Leech is basically a download aggregator: it integrates with most popular browsers, including Safari, Firefox, OmniWeb, and Camino. When you click a download link, Leech springs into action instead of your browser’s download window opening. It can also work with other browsers via a simple drag and drop.

Leech 2.0 lets users move, pause, queue, or remove multiple downloads via contextual menus. Users can also specify certain file types and domains that Leech should let the browser handle: for example, you can let Safari handle Dashboard widget downloads, since it can automatically unpack .zip files and install the widget for you. Leech 2.0 also gains the ability to automatically download a series of related files from a URL (such as a series of files named in a scheme like “IMG1.jpg,” “IMG2.jpg,” and so on). Also present are Sparkle support for automatic in-app updates and full 64-bit support for Safari under Mac OS X 10.6.

All of this is on top of Leech’s existing features, like automatically routing files based on their type or what site you download them from, shutting down your Mac once all downloads are finished, marking URLs for download at a later date, and keeping a permanent searchable list of all your downloads from every browser.
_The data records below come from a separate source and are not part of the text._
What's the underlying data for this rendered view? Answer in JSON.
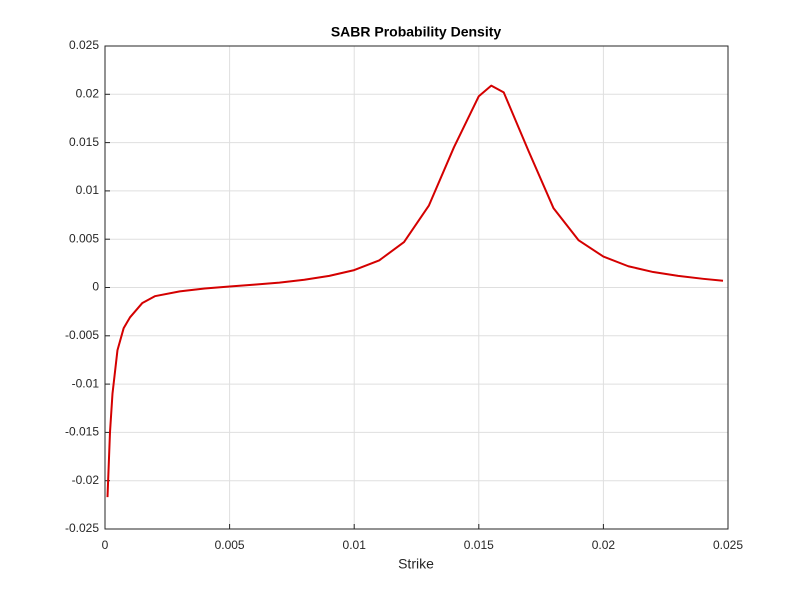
{
  "chart_data": {
    "type": "line",
    "title": "SABR Probability Density",
    "x_label": "Strike",
    "x": [
      0.0001,
      0.0002,
      0.0003,
      0.0005,
      0.00075,
      0.001,
      0.0015,
      0.002,
      0.003,
      0.004,
      0.005,
      0.006,
      0.007,
      0.008,
      0.009,
      0.01,
      0.011,
      0.012,
      0.013,
      0.014,
      0.015,
      0.0155,
      0.016,
      0.017,
      0.018,
      0.019,
      0.02,
      0.021,
      0.022,
      0.023,
      0.024,
      0.0248
    ],
    "series": [
      {
        "color": "#d40000",
        "values": [
          -0.0217,
          -0.015,
          -0.011,
          -0.0065,
          -0.0042,
          -0.0031,
          -0.0016,
          -0.0009,
          -0.0004,
          -0.0001,
          0.0001,
          0.0003,
          0.0005,
          0.0008,
          0.0012,
          0.0018,
          0.0028,
          0.0047,
          0.0085,
          0.0145,
          0.0198,
          0.0209,
          0.0202,
          0.0141,
          0.0082,
          0.0049,
          0.0032,
          0.0022,
          0.0016,
          0.0012,
          0.0009,
          0.0007
        ]
      }
    ],
    "xlim": [
      0,
      0.025
    ],
    "xticks": [
      0,
      0.005,
      0.01,
      0.015,
      0.02,
      0.025
    ],
    "ylim": [
      -0.025,
      0.025
    ],
    "yticks": [
      -0.025,
      -0.02,
      -0.015,
      -0.01,
      -0.005,
      0,
      0.005,
      0.01,
      0.015,
      0.02,
      0.025
    ],
    "grid": true
  }
}
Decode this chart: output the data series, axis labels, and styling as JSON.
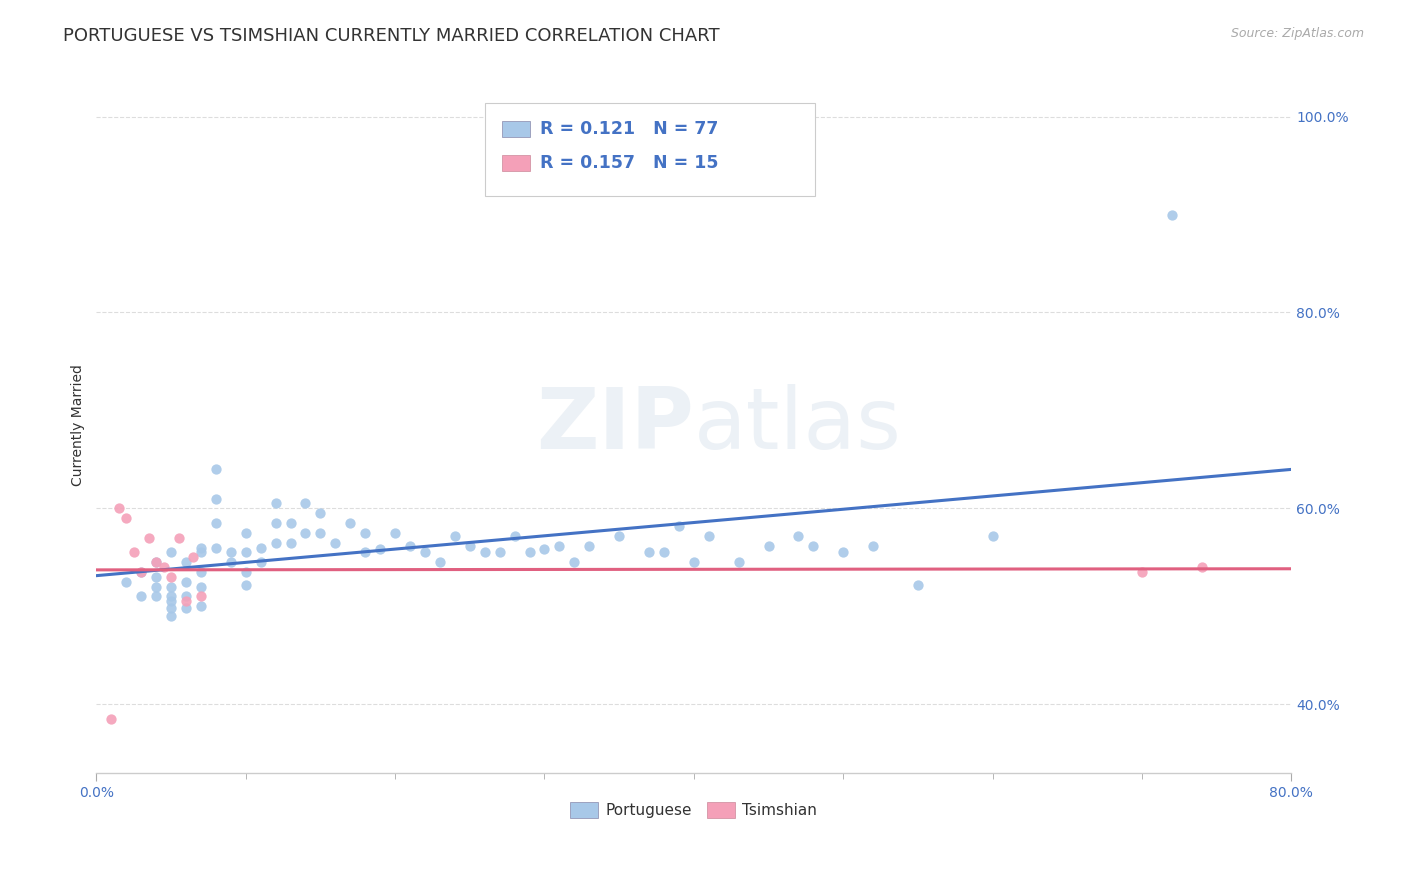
{
  "title": "PORTUGUESE VS TSIMSHIAN CURRENTLY MARRIED CORRELATION CHART",
  "source_text": "Source: ZipAtlas.com",
  "ylabel": "Currently Married",
  "xlim": [
    0.0,
    0.8
  ],
  "ylim": [
    0.33,
    1.04
  ],
  "ytick_labels": [
    "40.0%",
    "60.0%",
    "80.0%",
    "100.0%"
  ],
  "ytick_positions": [
    0.4,
    0.6,
    0.8,
    1.0
  ],
  "legend_r1": "0.121",
  "legend_n1": "77",
  "legend_r2": "0.157",
  "legend_n2": "15",
  "color_portuguese": "#a8c8e8",
  "color_tsimshian": "#f4a0b8",
  "color_line_portuguese": "#4472c4",
  "color_line_tsimshian": "#e06080",
  "portuguese_x": [
    0.02,
    0.03,
    0.03,
    0.04,
    0.04,
    0.04,
    0.04,
    0.05,
    0.05,
    0.05,
    0.05,
    0.05,
    0.05,
    0.06,
    0.06,
    0.06,
    0.06,
    0.07,
    0.07,
    0.07,
    0.07,
    0.07,
    0.08,
    0.08,
    0.08,
    0.08,
    0.09,
    0.09,
    0.1,
    0.1,
    0.1,
    0.1,
    0.11,
    0.11,
    0.12,
    0.12,
    0.12,
    0.13,
    0.13,
    0.14,
    0.14,
    0.15,
    0.15,
    0.16,
    0.17,
    0.18,
    0.18,
    0.19,
    0.2,
    0.21,
    0.22,
    0.23,
    0.24,
    0.25,
    0.26,
    0.27,
    0.28,
    0.29,
    0.3,
    0.31,
    0.32,
    0.33,
    0.35,
    0.37,
    0.38,
    0.39,
    0.4,
    0.41,
    0.43,
    0.45,
    0.47,
    0.48,
    0.5,
    0.52,
    0.55,
    0.6,
    0.72
  ],
  "portuguese_y": [
    0.525,
    0.535,
    0.51,
    0.53,
    0.52,
    0.545,
    0.51,
    0.555,
    0.52,
    0.51,
    0.505,
    0.498,
    0.49,
    0.545,
    0.525,
    0.51,
    0.498,
    0.56,
    0.555,
    0.535,
    0.52,
    0.5,
    0.64,
    0.61,
    0.585,
    0.56,
    0.555,
    0.545,
    0.575,
    0.555,
    0.535,
    0.522,
    0.56,
    0.545,
    0.605,
    0.585,
    0.565,
    0.585,
    0.565,
    0.605,
    0.575,
    0.595,
    0.575,
    0.565,
    0.585,
    0.575,
    0.555,
    0.558,
    0.575,
    0.562,
    0.555,
    0.545,
    0.572,
    0.562,
    0.555,
    0.555,
    0.572,
    0.555,
    0.558,
    0.562,
    0.545,
    0.562,
    0.572,
    0.555,
    0.555,
    0.582,
    0.545,
    0.572,
    0.545,
    0.562,
    0.572,
    0.562,
    0.555,
    0.562,
    0.522,
    0.572,
    0.9
  ],
  "tsimshian_x": [
    0.01,
    0.015,
    0.02,
    0.025,
    0.03,
    0.035,
    0.04,
    0.045,
    0.05,
    0.055,
    0.06,
    0.065,
    0.07,
    0.7,
    0.74
  ],
  "tsimshian_y": [
    0.385,
    0.6,
    0.59,
    0.555,
    0.535,
    0.57,
    0.545,
    0.54,
    0.53,
    0.57,
    0.505,
    0.55,
    0.51,
    0.535,
    0.54
  ],
  "background_color": "#ffffff",
  "grid_color": "#dddddd",
  "title_fontsize": 13,
  "axis_label_fontsize": 10,
  "tick_fontsize": 10
}
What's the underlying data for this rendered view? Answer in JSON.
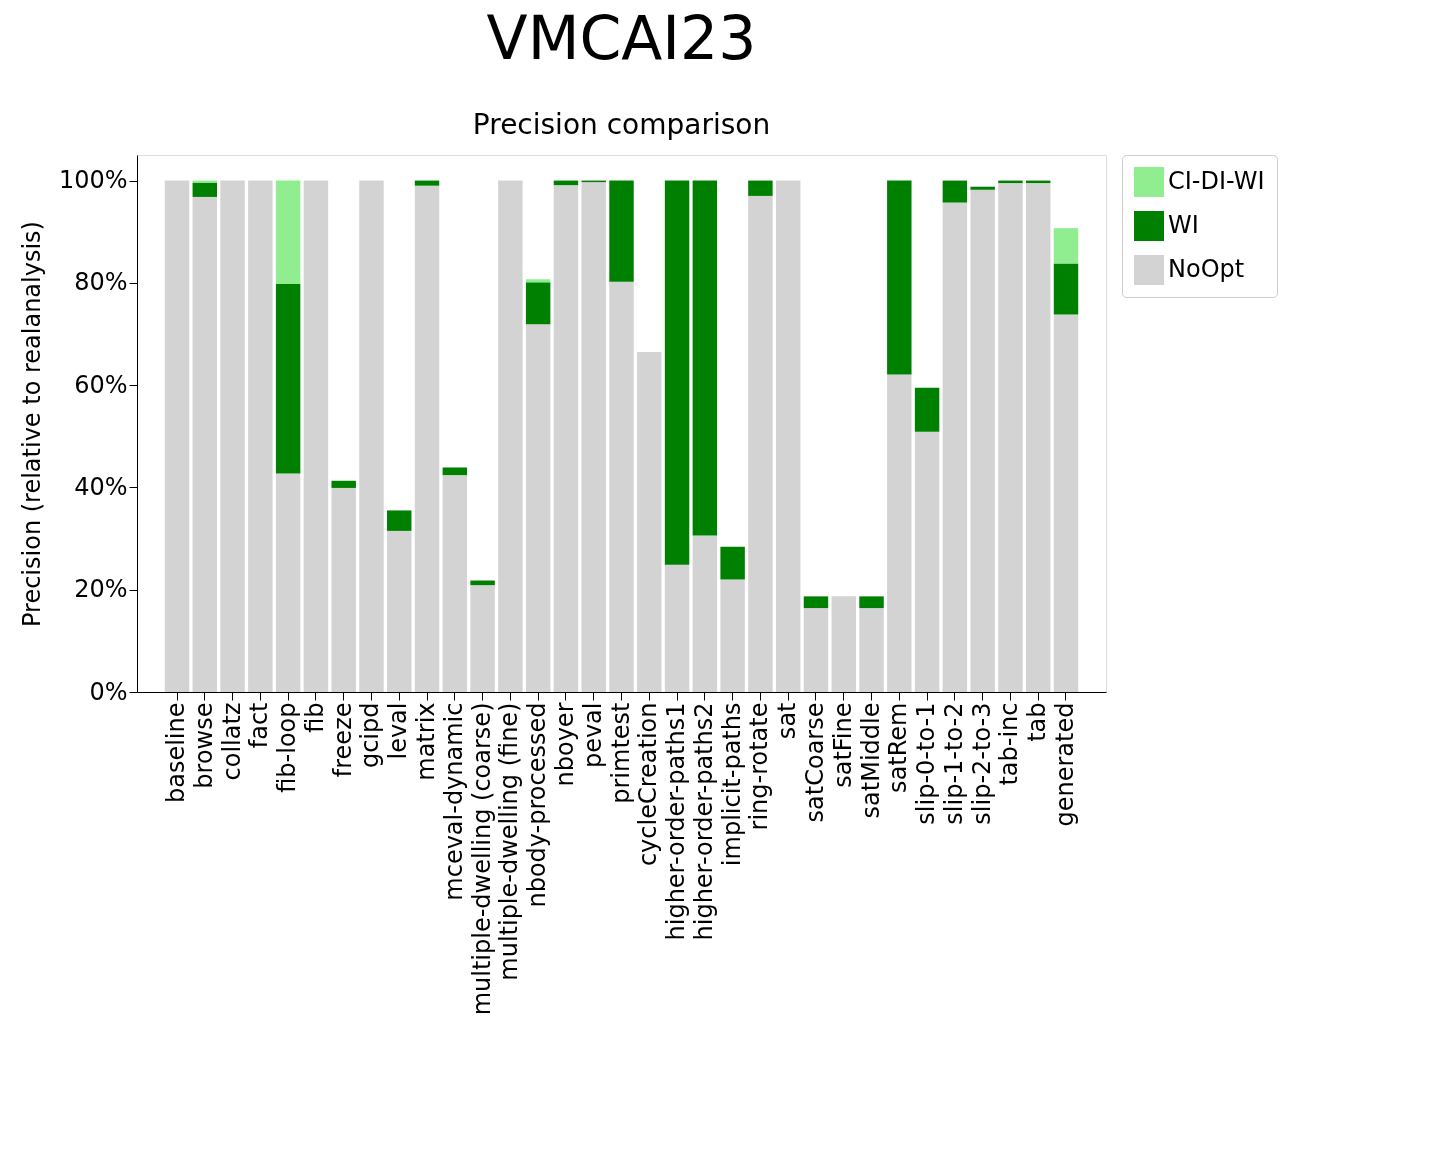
{
  "chart_data": {
    "type": "bar",
    "title": "VMCAI23",
    "subtitle": "Precision comparison",
    "ylabel": "Precision (relative to realanalysis)",
    "categories": [
      "baseline",
      "browse",
      "collatz",
      "fact",
      "fib-loop",
      "fib",
      "freeze",
      "gcipd",
      "leval",
      "matrix",
      "mceval-dynamic",
      "multiple-dwelling (coarse)",
      "multiple-dwelling (fine)",
      "nbody-processed",
      "nboyer",
      "peval",
      "primtest",
      "cycleCreation",
      "higher-order-paths1",
      "higher-order-paths2",
      "implicit-paths",
      "ring-rotate",
      "sat",
      "satCoarse",
      "satFine",
      "satMiddle",
      "satRem",
      "slip-0-to-1",
      "slip-1-to-2",
      "slip-2-to-3",
      "tab-inc",
      "tab",
      "generated"
    ],
    "stacked": true,
    "series": [
      {
        "name": "NoOpt",
        "color": "#d3d3d3",
        "values": [
          100,
          96.8,
          100,
          100,
          42.7,
          100,
          39.9,
          100,
          31.5,
          99.0,
          42.4,
          20.9,
          100,
          71.9,
          99.1,
          99.7,
          80.2,
          66.5,
          24.9,
          30.6,
          22.0,
          97.0,
          100,
          16.4,
          18.7,
          16.4,
          62.1,
          50.9,
          95.7,
          98.2,
          99.5,
          99.5,
          73.8
        ]
      },
      {
        "name": "WI",
        "color": "#008000",
        "values": [
          null,
          2.8,
          null,
          null,
          37.1,
          null,
          1.4,
          null,
          4.0,
          1.0,
          1.5,
          0.9,
          null,
          8.2,
          0.9,
          0.3,
          19.8,
          null,
          75.1,
          69.4,
          6.4,
          3.0,
          null,
          2.3,
          null,
          2.3,
          37.9,
          8.6,
          4.3,
          0.6,
          0.5,
          0.5,
          10.0
        ]
      },
      {
        "name": "CI-DI-WI",
        "color": "#90ee90",
        "values": [
          null,
          0.4,
          null,
          null,
          20.2,
          null,
          null,
          null,
          null,
          null,
          null,
          null,
          null,
          0.6,
          null,
          null,
          null,
          null,
          null,
          null,
          null,
          null,
          null,
          null,
          null,
          null,
          null,
          null,
          null,
          null,
          null,
          null,
          6.9
        ]
      }
    ],
    "ylim": [
      0,
      105
    ],
    "yticks": [
      {
        "value": 0,
        "label": "0%"
      },
      {
        "value": 20,
        "label": "20%"
      },
      {
        "value": 40,
        "label": "40%"
      },
      {
        "value": 60,
        "label": "60%"
      },
      {
        "value": 80,
        "label": "80%"
      },
      {
        "value": 100,
        "label": "100%"
      }
    ],
    "grid": false,
    "legend": "right"
  }
}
Leech even uses its Dock icon as a download progress indicator, making it easy to quickly tell how much time your downloads have left.

Leech 2.0 costs $14 for new users, and upgrades for those who bought 1.x before March 17, 2010 are just $5. Users who purchased after that date get a free license upgrade. Leech requires Mac OS X 10.5 or later and is compatible with both Intel- and PowerPC-based Macs.

(Disclaimer: Macworld Senior Contributor Rob Griffiths is a partner at Many Tricks.)